U.S. securities regulators late Thursday said that Boeing Co. and former Chief Executive Dennis Muilenburg have settled some charges in an investigation related to the aerospace and defense company’s deadly 737 Max crashes a few years back.
The settlement pertains to allegedly misleading statements from the company and then-CEO Muilenburg about the jets that crashed in Indonesia in 2018 and Ethiopia in 2019, accidents that were traced back to a malfunctioning anti-stall system.
will pay $200 million while Muilenburg will pay $1 million, the U.S. Securities and Exchange Commission said. Shares of Boeing edged higher in the extended session, after ending the regular trading day down 3.2% and underperforming the S&P 500 index
“The SEC’s orders against Boeing and Muilenburg find that they negligently violated the antifraud provisions of federal securities laws,” the regulators said.

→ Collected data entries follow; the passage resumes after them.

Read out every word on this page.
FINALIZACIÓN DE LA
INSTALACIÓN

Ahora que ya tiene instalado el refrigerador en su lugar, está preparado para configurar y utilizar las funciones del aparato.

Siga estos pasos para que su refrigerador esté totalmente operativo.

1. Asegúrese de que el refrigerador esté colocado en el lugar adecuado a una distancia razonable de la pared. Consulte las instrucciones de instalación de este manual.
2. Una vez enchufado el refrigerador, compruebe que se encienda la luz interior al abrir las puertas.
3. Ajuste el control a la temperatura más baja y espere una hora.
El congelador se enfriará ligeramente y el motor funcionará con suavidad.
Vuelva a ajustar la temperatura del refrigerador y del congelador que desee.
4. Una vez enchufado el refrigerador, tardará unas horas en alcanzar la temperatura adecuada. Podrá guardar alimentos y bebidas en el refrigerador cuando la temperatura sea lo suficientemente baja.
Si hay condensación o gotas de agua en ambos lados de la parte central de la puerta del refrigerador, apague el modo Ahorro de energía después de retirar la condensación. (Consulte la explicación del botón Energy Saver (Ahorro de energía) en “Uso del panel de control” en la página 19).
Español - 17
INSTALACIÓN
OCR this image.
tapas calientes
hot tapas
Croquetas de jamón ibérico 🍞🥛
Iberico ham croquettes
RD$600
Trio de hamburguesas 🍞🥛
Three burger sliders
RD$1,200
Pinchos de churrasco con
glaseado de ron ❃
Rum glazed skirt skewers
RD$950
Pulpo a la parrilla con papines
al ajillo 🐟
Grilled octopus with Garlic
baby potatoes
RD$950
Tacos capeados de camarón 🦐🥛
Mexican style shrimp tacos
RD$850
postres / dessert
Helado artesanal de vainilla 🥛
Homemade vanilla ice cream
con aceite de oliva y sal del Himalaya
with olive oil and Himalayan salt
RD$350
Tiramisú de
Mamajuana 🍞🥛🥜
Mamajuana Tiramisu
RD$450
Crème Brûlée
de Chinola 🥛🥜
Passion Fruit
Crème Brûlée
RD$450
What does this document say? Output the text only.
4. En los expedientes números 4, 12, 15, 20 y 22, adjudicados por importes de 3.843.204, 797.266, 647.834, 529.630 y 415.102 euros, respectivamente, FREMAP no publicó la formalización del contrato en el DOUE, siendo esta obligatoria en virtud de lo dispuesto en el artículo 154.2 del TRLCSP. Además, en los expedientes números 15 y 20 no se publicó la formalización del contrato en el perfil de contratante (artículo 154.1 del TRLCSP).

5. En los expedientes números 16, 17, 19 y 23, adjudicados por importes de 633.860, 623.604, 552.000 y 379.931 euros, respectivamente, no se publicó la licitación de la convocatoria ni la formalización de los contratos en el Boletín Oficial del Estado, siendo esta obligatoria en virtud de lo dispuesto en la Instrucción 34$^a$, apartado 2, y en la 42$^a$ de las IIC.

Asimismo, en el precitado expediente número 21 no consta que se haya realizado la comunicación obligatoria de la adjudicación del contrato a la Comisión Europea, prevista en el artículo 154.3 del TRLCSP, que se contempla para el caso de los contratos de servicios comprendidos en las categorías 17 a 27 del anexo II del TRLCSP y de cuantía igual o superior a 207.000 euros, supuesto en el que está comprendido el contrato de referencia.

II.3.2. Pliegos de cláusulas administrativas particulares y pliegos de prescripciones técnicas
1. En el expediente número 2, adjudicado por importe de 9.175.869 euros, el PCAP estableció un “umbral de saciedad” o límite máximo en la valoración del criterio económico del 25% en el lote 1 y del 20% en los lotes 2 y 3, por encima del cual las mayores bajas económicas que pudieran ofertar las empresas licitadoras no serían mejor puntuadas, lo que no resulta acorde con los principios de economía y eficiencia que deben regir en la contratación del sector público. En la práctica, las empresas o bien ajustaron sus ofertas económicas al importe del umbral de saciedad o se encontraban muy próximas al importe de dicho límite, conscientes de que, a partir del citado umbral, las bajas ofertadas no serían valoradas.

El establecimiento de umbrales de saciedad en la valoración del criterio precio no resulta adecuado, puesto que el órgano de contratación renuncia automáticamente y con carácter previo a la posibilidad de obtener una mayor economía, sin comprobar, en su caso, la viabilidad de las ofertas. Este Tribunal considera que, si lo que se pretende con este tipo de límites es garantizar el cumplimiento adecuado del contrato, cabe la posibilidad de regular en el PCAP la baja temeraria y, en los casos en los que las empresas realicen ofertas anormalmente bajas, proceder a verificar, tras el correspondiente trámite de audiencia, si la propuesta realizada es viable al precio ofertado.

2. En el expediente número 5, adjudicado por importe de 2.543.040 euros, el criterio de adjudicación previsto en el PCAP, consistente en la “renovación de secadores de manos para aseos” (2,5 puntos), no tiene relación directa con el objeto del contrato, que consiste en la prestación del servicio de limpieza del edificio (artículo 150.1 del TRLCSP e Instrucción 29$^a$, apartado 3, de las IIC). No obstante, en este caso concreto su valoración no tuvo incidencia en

Boeing and Muilenburg did not admit or denied the findings, but consented to cease-and-desist orders that included the fines. The SEC established a fund to benefit harmed investors, it said.
“Boeing and Muilenburg put profits over people by misleading investors about the safety of the 737 Max, all in an effort to rehabilitate Boeing’s image following two tragic accidents that resulted in the loss of 346 lives and incalculable grief to so many families,” Gurbir S. Grewal, the director of the SEC’s Enforcement Division, said in a statement.
Public companies and their executives “must provide accurate and complete information when they make disclosures to investors, no matter the circumstances,” Grewal said.
The Wall Street Journal earlier Thursday reported on the imminent settlement.
Boeing in January agreed to pay $2.5 billion, mostly set aside for families of the victims and to airlines, to settle a Justice Department’s criminal probe. The Justice Department’s investigation focused on whether Boeing employees misled the Federal Aviation Administration over manuals and pilot-training materials used by U.S. airlines.
Shares of Boeing have lost 31% so far this year, compared with losses of around 21% for the S&P 500.